コンダオ島内での移動手段は何がおすすめですか?

A
自由度が高いレンタルバイクが一般的ですが、日本の国際免許(1949年条約)が公式に認められていないため、免許不要の「電動バイク」の利用を強く推奨します。
Q

ホーチミンからのフライトは欠航しやすいと聞きましたが、本当ですか?

A
10月〜1月頃の北東モンスーンの影響で風が強い時期は、プロペラ機(VASCO便など)のため欠航や遅延が比較的発生しやすくなります。この時期に訪れる場合は、国際線乗り継ぎを含め旅程に余裕を持たせることをお勧めします。
Q

島内の治安や夜の外出について教えてください。

A
コンダオ島はベトナム国内でも非常に治安が良い島として知られており、夜歩きも基本的には安全です。
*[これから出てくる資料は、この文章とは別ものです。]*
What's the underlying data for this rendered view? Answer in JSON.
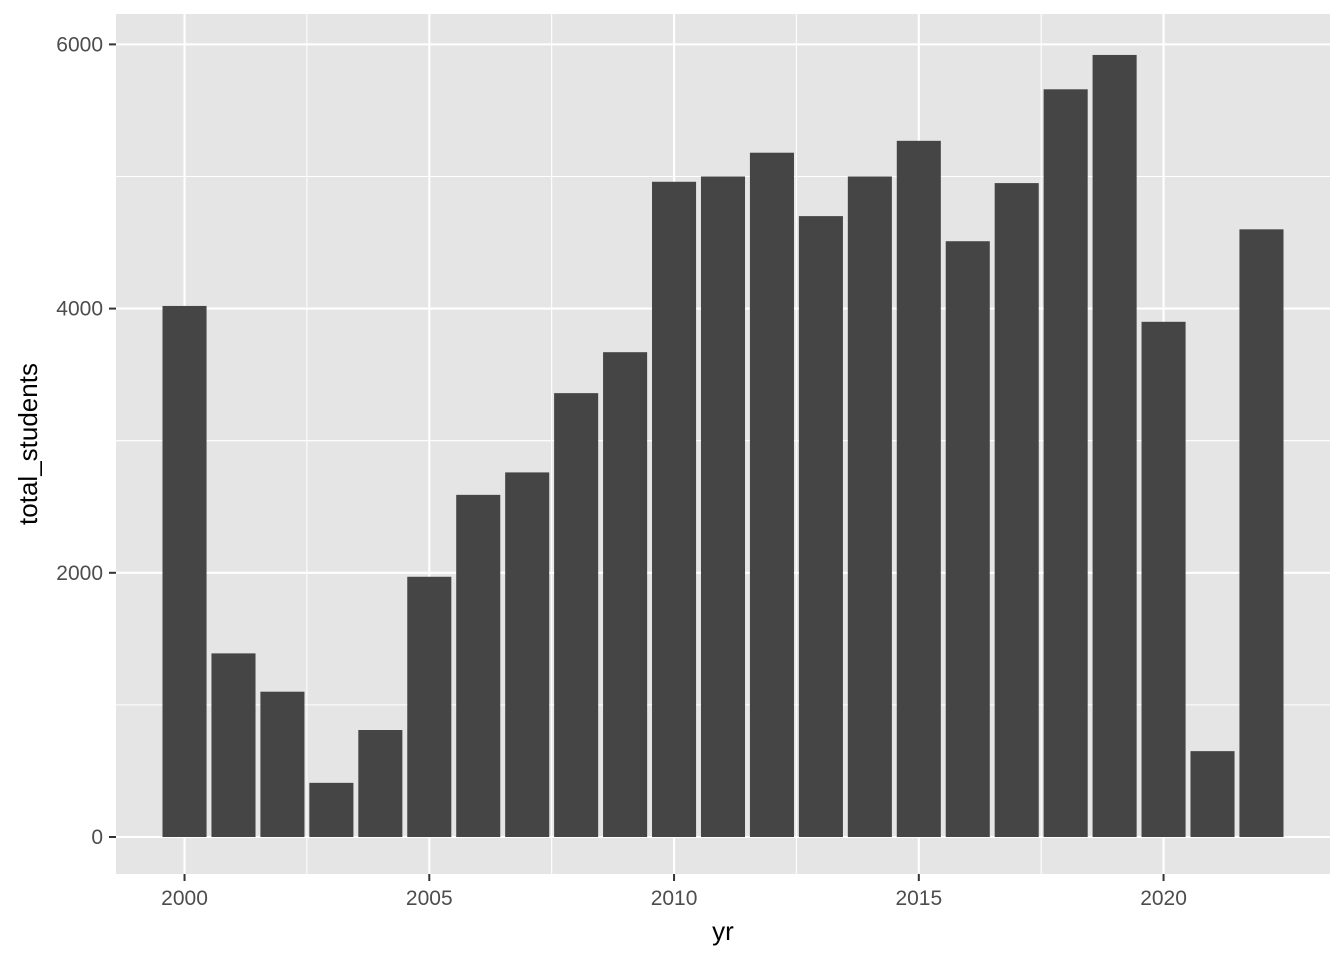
{
  "colors": {
    "panel_background": "#e5e5e5",
    "gridline": "#ffffff",
    "bar_fill": "#454545",
    "tick_text": "#4d4d4d",
    "tick_mark": "#333333",
    "axis_title": "#000000"
  },
  "chart_data": {
    "type": "bar",
    "xlabel": "yr",
    "ylabel": "total_students",
    "xlim": [
      1998.6,
      2023.4
    ],
    "ylim": [
      -280,
      6230
    ],
    "x_ticks": [
      2000,
      2005,
      2010,
      2015,
      2020
    ],
    "x_tick_labels": [
      "2000",
      "2005",
      "2010",
      "2015",
      "2020"
    ],
    "y_ticks": [
      0,
      2000,
      4000,
      6000
    ],
    "y_tick_labels": [
      "0",
      "2000",
      "4000",
      "6000"
    ],
    "grid": true,
    "legend": "none",
    "x": [
      2000,
      2001,
      2002,
      2003,
      2004,
      2005,
      2006,
      2007,
      2008,
      2009,
      2010,
      2011,
      2012,
      2013,
      2014,
      2015,
      2016,
      2017,
      2018,
      2019,
      2020,
      2021,
      2022
    ],
    "values": [
      4020,
      1390,
      1100,
      410,
      810,
      1970,
      2590,
      2760,
      3360,
      3670,
      4960,
      5000,
      5180,
      4700,
      5000,
      5270,
      4510,
      4950,
      5660,
      5920,
      3900,
      650,
      4600
    ]
  }
}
ただし、中心部を離れると街灯が少ないため、夜間のランニングや散策の際はスマートフォンのライトを活用し、足元の段差や野犬に十分注意してください。
Q

クレジットカードは使えますか?現金はどれくらい必要ですか?

A
高級リゾートや中級以上のホテル、一部のおしゃれなカフェではクレジットカード(VISA/Master等)が利用できます。しかし、ローカルな食堂や市場、電動バイクのレンタルなどは現金(ベトナムドン)のみの場所がほとんどです。市街地にATMはありますが、ホーチミン等で事前に多めに両替しておくことをお勧めします。
Q

コンダオ島のベストシーズンはいつですか?

A
海の透明度が高く波が穏やかになりやすい「3月〜7月頃」がベストシーズンです。日差しは強いですが、風が弱まるこの時期は海沿いのランニングやマリンアクティビティに最も適しています。